Clifford’s a proven leader, has heart, a good arm and knows how to use his legs. There’s the occasional accuracy, decision making and bad read blunder that holds him back from truly being an elite shot caller. But still, he’s managed to make plays when it matters most and has become one of the most successful quarterbacks in program history.
He’s 27-13 as a starter, and 23-8 (74 winning percentage) if you eliminate the COVID-year. Trace McSorley went 31-9 (78 winning percentage) in his three years as QB1 and holds the record for most wins for as a Penn State starter, which Clifford could end up eclipsing when it’s all said and done.
I don’t always encourage using win/loss to evaluate quarterbacks, especially in this case considering that Clifford had better defenses to work with, and McSorley had Saquon Barkley at his disposal. But it shows how much Clifford has accomplished as a starter, and why the flack that he constantly catches from the fanbase is completely unwarranted.
It also compares Clifford to arguably the best gunslinger in program history, and that in reality he’s not too far off.
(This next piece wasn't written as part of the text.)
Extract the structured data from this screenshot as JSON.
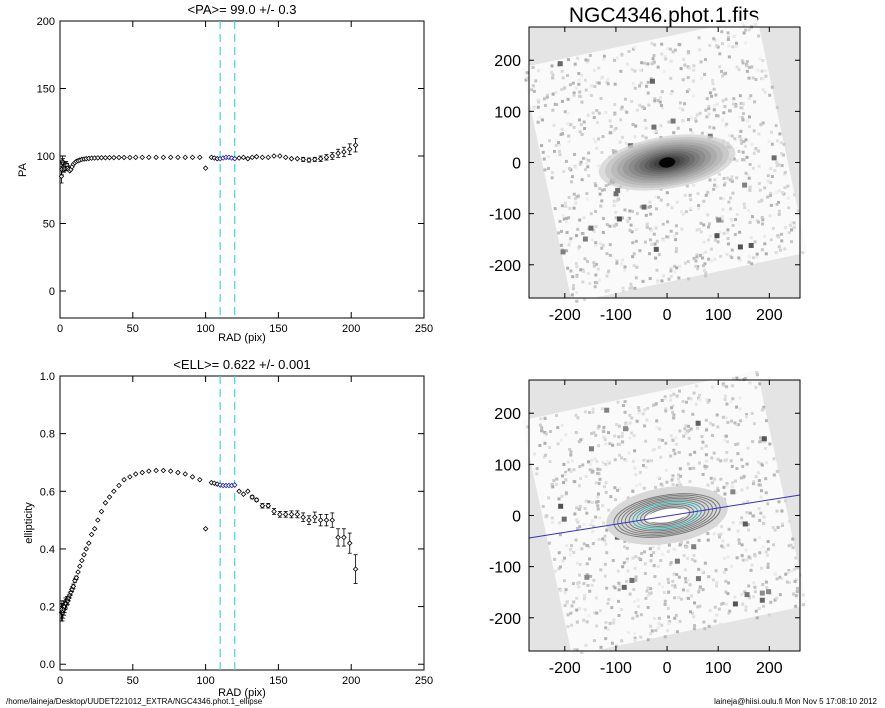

Clifford is close to eclipsing some of his program records as well.
He’s demonstrated that he can win time and time again and continuously shows up in big games. His teammates and coaching staff haven’t given him the best product to work with all the time, but Clifford always comes to play and leaves it all out on the field, even if it comes with a mistake or two.
However, with all of that said…
Clifford needs to elevate his game to another level if he plans on flipping the narrative surrounding his Penn State career. He has all the tools to do it – physically and mentally – he just needs to execute, not try to do too much and let his playmakers make plays for him.
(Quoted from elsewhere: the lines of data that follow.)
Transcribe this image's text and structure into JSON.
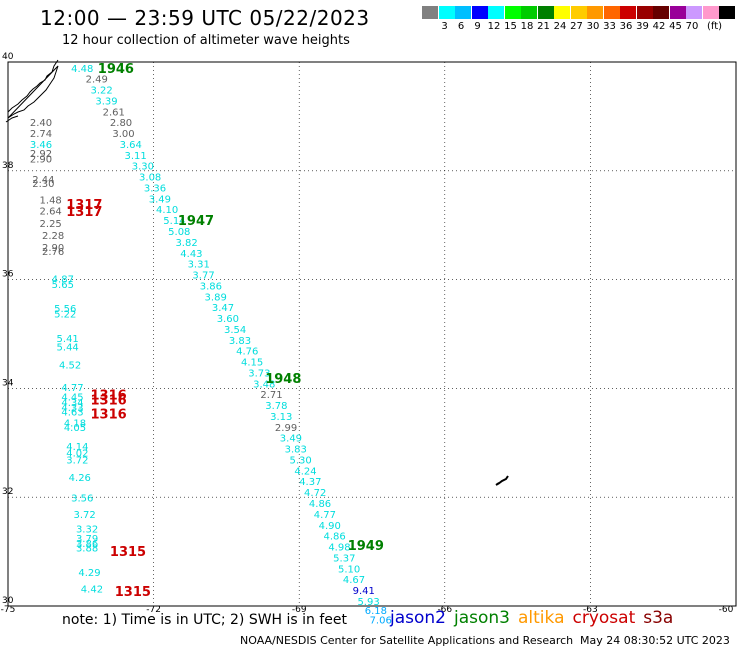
{
  "header": {
    "title": "12:00 — 23:59 UTC 05/22/2023",
    "subtitle": "12 hour collection of altimeter wave heights"
  },
  "colorbar": {
    "colors": [
      "#808080",
      "#00ffff",
      "#00bfff",
      "#0000ff",
      "#00ffff",
      "#00ff00",
      "#00cc00",
      "#008000",
      "#ffff00",
      "#ffcc00",
      "#ff9900",
      "#ff6600",
      "#cc0000",
      "#990000",
      "#660000",
      "#990099",
      "#cc99ff",
      "#ff99cc",
      "#000000"
    ],
    "ticks": [
      "3",
      "6",
      "9",
      "12",
      "15",
      "18",
      "21",
      "24",
      "27",
      "30",
      "33",
      "36",
      "39",
      "42",
      "45",
      "70"
    ],
    "unit": "(ft)"
  },
  "map": {
    "lon_range": [
      -75,
      -60
    ],
    "lat_range": [
      30,
      40
    ],
    "lon_labels": [
      "-75",
      "-72",
      "-69",
      "-66",
      "-63",
      "-60"
    ],
    "lat_labels": [
      "40",
      "38",
      "36",
      "34",
      "32",
      "30"
    ],
    "grid_color": "#000000"
  },
  "chart_data": {
    "type": "scatter",
    "labels": [
      {
        "lon": -73.7,
        "lat": 39.82,
        "t": "4.48",
        "c": "#00dddd"
      },
      {
        "lon": -73.4,
        "lat": 39.62,
        "t": "2.49",
        "c": "#606060"
      },
      {
        "lon": -73.3,
        "lat": 39.42,
        "t": "3.22",
        "c": "#00dddd"
      },
      {
        "lon": -73.2,
        "lat": 39.22,
        "t": "3.39",
        "c": "#00dddd"
      },
      {
        "lon": -73.05,
        "lat": 39.02,
        "t": "2.61",
        "c": "#606060"
      },
      {
        "lon": -72.9,
        "lat": 38.82,
        "t": "2.80",
        "c": "#606060"
      },
      {
        "lon": -72.85,
        "lat": 38.62,
        "t": "3.00",
        "c": "#606060"
      },
      {
        "lon": -72.7,
        "lat": 38.42,
        "t": "3.64",
        "c": "#00dddd"
      },
      {
        "lon": -72.6,
        "lat": 38.22,
        "t": "3.11",
        "c": "#00dddd"
      },
      {
        "lon": -72.45,
        "lat": 38.02,
        "t": "3.30",
        "c": "#00dddd"
      },
      {
        "lon": -72.3,
        "lat": 37.82,
        "t": "3.08",
        "c": "#00dddd"
      },
      {
        "lon": -72.2,
        "lat": 37.62,
        "t": "3.36",
        "c": "#00dddd"
      },
      {
        "lon": -72.1,
        "lat": 37.42,
        "t": "3.49",
        "c": "#00dddd"
      },
      {
        "lon": -71.95,
        "lat": 37.22,
        "t": "4.10",
        "c": "#00dddd"
      },
      {
        "lon": -71.8,
        "lat": 37.02,
        "t": "5.14",
        "c": "#00dddd"
      },
      {
        "lon": -71.7,
        "lat": 36.82,
        "t": "5.08",
        "c": "#00dddd"
      },
      {
        "lon": -71.55,
        "lat": 36.62,
        "t": "3.82",
        "c": "#00dddd"
      },
      {
        "lon": -71.45,
        "lat": 36.42,
        "t": "4.43",
        "c": "#00dddd"
      },
      {
        "lon": -71.3,
        "lat": 36.22,
        "t": "3.31",
        "c": "#00dddd"
      },
      {
        "lon": -71.2,
        "lat": 36.02,
        "t": "3.77",
        "c": "#00dddd"
      },
      {
        "lon": -71.05,
        "lat": 35.82,
        "t": "3.86",
        "c": "#00dddd"
      },
      {
        "lon": -70.95,
        "lat": 35.62,
        "t": "3.89",
        "c": "#00dddd"
      },
      {
        "lon": -70.8,
        "lat": 35.42,
        "t": "3.47",
        "c": "#00dddd"
      },
      {
        "lon": -70.7,
        "lat": 35.22,
        "t": "3.60",
        "c": "#00dddd"
      },
      {
        "lon": -70.55,
        "lat": 35.02,
        "t": "3.54",
        "c": "#00dddd"
      },
      {
        "lon": -70.45,
        "lat": 34.82,
        "t": "3.83",
        "c": "#00dddd"
      },
      {
        "lon": -70.3,
        "lat": 34.62,
        "t": "4.76",
        "c": "#00dddd"
      },
      {
        "lon": -70.2,
        "lat": 34.42,
        "t": "4.15",
        "c": "#00dddd"
      },
      {
        "lon": -70.05,
        "lat": 34.22,
        "t": "3.73",
        "c": "#00dddd"
      },
      {
        "lon": -69.95,
        "lat": 34.02,
        "t": "3.48",
        "c": "#00dddd"
      },
      {
        "lon": -69.8,
        "lat": 33.82,
        "t": "2.71",
        "c": "#606060"
      },
      {
        "lon": -69.7,
        "lat": 33.62,
        "t": "3.78",
        "c": "#00dddd"
      },
      {
        "lon": -69.6,
        "lat": 33.42,
        "t": "3.13",
        "c": "#00dddd"
      },
      {
        "lon": -69.5,
        "lat": 33.22,
        "t": "2.99",
        "c": "#606060"
      },
      {
        "lon": -69.4,
        "lat": 33.02,
        "t": "3.49",
        "c": "#00dddd"
      },
      {
        "lon": -69.3,
        "lat": 32.82,
        "t": "3.83",
        "c": "#00dddd"
      },
      {
        "lon": -69.2,
        "lat": 32.62,
        "t": "5.30",
        "c": "#00dddd"
      },
      {
        "lon": -69.1,
        "lat": 32.42,
        "t": "4.24",
        "c": "#00dddd"
      },
      {
        "lon": -69.0,
        "lat": 32.22,
        "t": "4.37",
        "c": "#00dddd"
      },
      {
        "lon": -68.9,
        "lat": 32.02,
        "t": "4.72",
        "c": "#00dddd"
      },
      {
        "lon": -68.8,
        "lat": 31.82,
        "t": "4.86",
        "c": "#00dddd"
      },
      {
        "lon": -68.7,
        "lat": 31.62,
        "t": "4.77",
        "c": "#00dddd"
      },
      {
        "lon": -68.6,
        "lat": 31.42,
        "t": "4.90",
        "c": "#00dddd"
      },
      {
        "lon": -68.5,
        "lat": 31.22,
        "t": "4.86",
        "c": "#00dddd"
      },
      {
        "lon": -68.4,
        "lat": 31.02,
        "t": "4.98",
        "c": "#00dddd"
      },
      {
        "lon": -68.3,
        "lat": 30.82,
        "t": "5.37",
        "c": "#00dddd"
      },
      {
        "lon": -68.2,
        "lat": 30.62,
        "t": "5.10",
        "c": "#00dddd"
      },
      {
        "lon": -68.1,
        "lat": 30.42,
        "t": "4.67",
        "c": "#00dddd"
      },
      {
        "lon": -67.9,
        "lat": 30.22,
        "t": "9.41",
        "c": "#0000cc"
      },
      {
        "lon": -67.8,
        "lat": 30.02,
        "t": "5.93",
        "c": "#00dddd"
      },
      {
        "lon": -67.65,
        "lat": 29.85,
        "t": "6.18",
        "c": "#00aaff"
      },
      {
        "lon": -67.55,
        "lat": 29.68,
        "t": "7.06",
        "c": "#00aaff"
      },
      {
        "lon": -74.55,
        "lat": 38.82,
        "t": "2.40",
        "c": "#606060"
      },
      {
        "lon": -74.55,
        "lat": 38.62,
        "t": "2.74",
        "c": "#606060"
      },
      {
        "lon": -74.55,
        "lat": 38.42,
        "t": "3.46",
        "c": "#00dddd"
      },
      {
        "lon": -74.55,
        "lat": 38.25,
        "t": "2.92",
        "c": "#606060"
      },
      {
        "lon": -74.55,
        "lat": 38.15,
        "t": "2.90",
        "c": "#606060"
      },
      {
        "lon": -74.5,
        "lat": 37.78,
        "t": "2.44",
        "c": "#606060"
      },
      {
        "lon": -74.5,
        "lat": 37.7,
        "t": "2.30",
        "c": "#606060"
      },
      {
        "lon": -74.35,
        "lat": 37.4,
        "t": "1.48",
        "c": "#606060"
      },
      {
        "lon": -74.35,
        "lat": 37.2,
        "t": "2.64",
        "c": "#606060"
      },
      {
        "lon": -74.35,
        "lat": 36.97,
        "t": "2.25",
        "c": "#606060"
      },
      {
        "lon": -74.3,
        "lat": 36.75,
        "t": "2.28",
        "c": "#606060"
      },
      {
        "lon": -74.3,
        "lat": 36.53,
        "t": "2.90",
        "c": "#606060"
      },
      {
        "lon": -74.3,
        "lat": 36.45,
        "t": "2.76",
        "c": "#606060"
      },
      {
        "lon": -74.1,
        "lat": 35.95,
        "t": "4.87",
        "c": "#00dddd"
      },
      {
        "lon": -74.1,
        "lat": 35.85,
        "t": "5.65",
        "c": "#00dddd"
      },
      {
        "lon": -74.05,
        "lat": 35.4,
        "t": "5.56",
        "c": "#00dddd"
      },
      {
        "lon": -74.05,
        "lat": 35.3,
        "t": "5.22",
        "c": "#00dddd"
      },
      {
        "lon": -74.0,
        "lat": 34.85,
        "t": "5.41",
        "c": "#00dddd"
      },
      {
        "lon": -74.0,
        "lat": 34.7,
        "t": "5.44",
        "c": "#00dddd"
      },
      {
        "lon": -73.95,
        "lat": 34.37,
        "t": "4.52",
        "c": "#00dddd"
      },
      {
        "lon": -73.9,
        "lat": 33.95,
        "t": "4.77",
        "c": "#00dddd"
      },
      {
        "lon": -73.9,
        "lat": 33.78,
        "t": "4.45",
        "c": "#00dddd"
      },
      {
        "lon": -73.9,
        "lat": 33.68,
        "t": "4.34",
        "c": "#00dddd"
      },
      {
        "lon": -73.9,
        "lat": 33.58,
        "t": "4.33",
        "c": "#00dddd"
      },
      {
        "lon": -73.9,
        "lat": 33.5,
        "t": "4.63",
        "c": "#00dddd"
      },
      {
        "lon": -73.85,
        "lat": 33.3,
        "t": "4.18",
        "c": "#00dddd"
      },
      {
        "lon": -73.85,
        "lat": 33.22,
        "t": "4.05",
        "c": "#00dddd"
      },
      {
        "lon": -73.8,
        "lat": 32.87,
        "t": "4.14",
        "c": "#00dddd"
      },
      {
        "lon": -73.8,
        "lat": 32.75,
        "t": "4.02",
        "c": "#00dddd"
      },
      {
        "lon": -73.8,
        "lat": 32.62,
        "t": "3.72",
        "c": "#00dddd"
      },
      {
        "lon": -73.75,
        "lat": 32.3,
        "t": "4.26",
        "c": "#00dddd"
      },
      {
        "lon": -73.7,
        "lat": 31.92,
        "t": "3.56",
        "c": "#00dddd"
      },
      {
        "lon": -73.65,
        "lat": 31.62,
        "t": "3.72",
        "c": "#00dddd"
      },
      {
        "lon": -73.6,
        "lat": 31.35,
        "t": "3.32",
        "c": "#00dddd"
      },
      {
        "lon": -73.6,
        "lat": 31.18,
        "t": "3.79",
        "c": "#00dddd"
      },
      {
        "lon": -73.6,
        "lat": 31.08,
        "t": "3.86",
        "c": "#00dddd"
      },
      {
        "lon": -73.6,
        "lat": 31.0,
        "t": "3.88",
        "c": "#00dddd"
      },
      {
        "lon": -73.55,
        "lat": 30.55,
        "t": "4.29",
        "c": "#00dddd"
      },
      {
        "lon": -73.5,
        "lat": 30.25,
        "t": "4.42",
        "c": "#00dddd"
      }
    ],
    "pass_labels": [
      {
        "lon": -73.15,
        "lat": 39.8,
        "t": "1946",
        "c": "#008000"
      },
      {
        "lon": -71.5,
        "lat": 37.0,
        "t": "1947",
        "c": "#008000"
      },
      {
        "lon": -69.7,
        "lat": 34.1,
        "t": "1948",
        "c": "#008000"
      },
      {
        "lon": -68.0,
        "lat": 31.03,
        "t": "1949",
        "c": "#008000"
      },
      {
        "lon": -73.8,
        "lat": 37.3,
        "t": "1317",
        "c": "#cc0000"
      },
      {
        "lon": -73.8,
        "lat": 37.17,
        "t": "1317",
        "c": "#cc0000"
      },
      {
        "lon": -73.3,
        "lat": 33.8,
        "t": "1316",
        "c": "#cc0000"
      },
      {
        "lon": -73.3,
        "lat": 33.7,
        "t": "1316",
        "c": "#cc0000"
      },
      {
        "lon": -73.3,
        "lat": 33.45,
        "t": "1316",
        "c": "#cc0000"
      },
      {
        "lon": -72.9,
        "lat": 30.92,
        "t": "1315",
        "c": "#cc0000"
      },
      {
        "lon": -72.8,
        "lat": 30.18,
        "t": "1315",
        "c": "#cc0000"
      }
    ]
  },
  "footer": {
    "note": "note:  1) Time is in UTC; 2) SWH is in feet",
    "satellites": [
      {
        "name": "jason2",
        "color": "#0000cc"
      },
      {
        "name": "jason3",
        "color": "#008000"
      },
      {
        "name": "altika",
        "color": "#ff9900"
      },
      {
        "name": "cryosat",
        "color": "#cc0000"
      },
      {
        "name": "s3a",
        "color": "#880000"
      }
    ],
    "credit": "NOAA/NESDIS Center for Satellite Applications and Research",
    "timestamp": "May 24 08:30:52 UTC 2023"
  }
}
For example, he needs to eliminate plays like this.
It was raining, so I’ll give that to him. But still, there aren’t a ton of excuses that you can make for throws like these.
Let’s rewind another week and take a peek at his performance against Central Michigan.
This is another house call that he misses.
Clifford’s not going to be a perfect quarterback and he’s allowed to make mistakes. The problem is – the margin for error is slim to none against Big Ten powerhouses like Michigan and Ohio State. Against Central Michigan, for example, Clifford can get away with it.
The past two games have felt like a regression, and I think these plays paint a perfect picture of his insufficiencies. I thought that he’d gain mountains of momentum from the Auburn annihilation, aiding his leap forward against the upcoming competition.
Maybe he’s still recovering from this hit by Owen Pappoe…
All jokes aside, Clifford is a rock-solid starting quarterback. He’s dealt with some tough breaks as a starter too, but has weathered the storm and became more than a reliable and consistent option for the Nittany Lions.
They're a young team that needs an established leader, which Clifford is and then some. It’ll come in handy for the impending gauntlet that Penn State's schedule presents.
Although, he needs his playmakers, the defense and the coaching staff to be on their A-game as well. The Nittany Lions must be firing on all cylinders.
But if Clifford kicks it into another gear, the rest will follow.
If not, hold on for the roller coaster ride.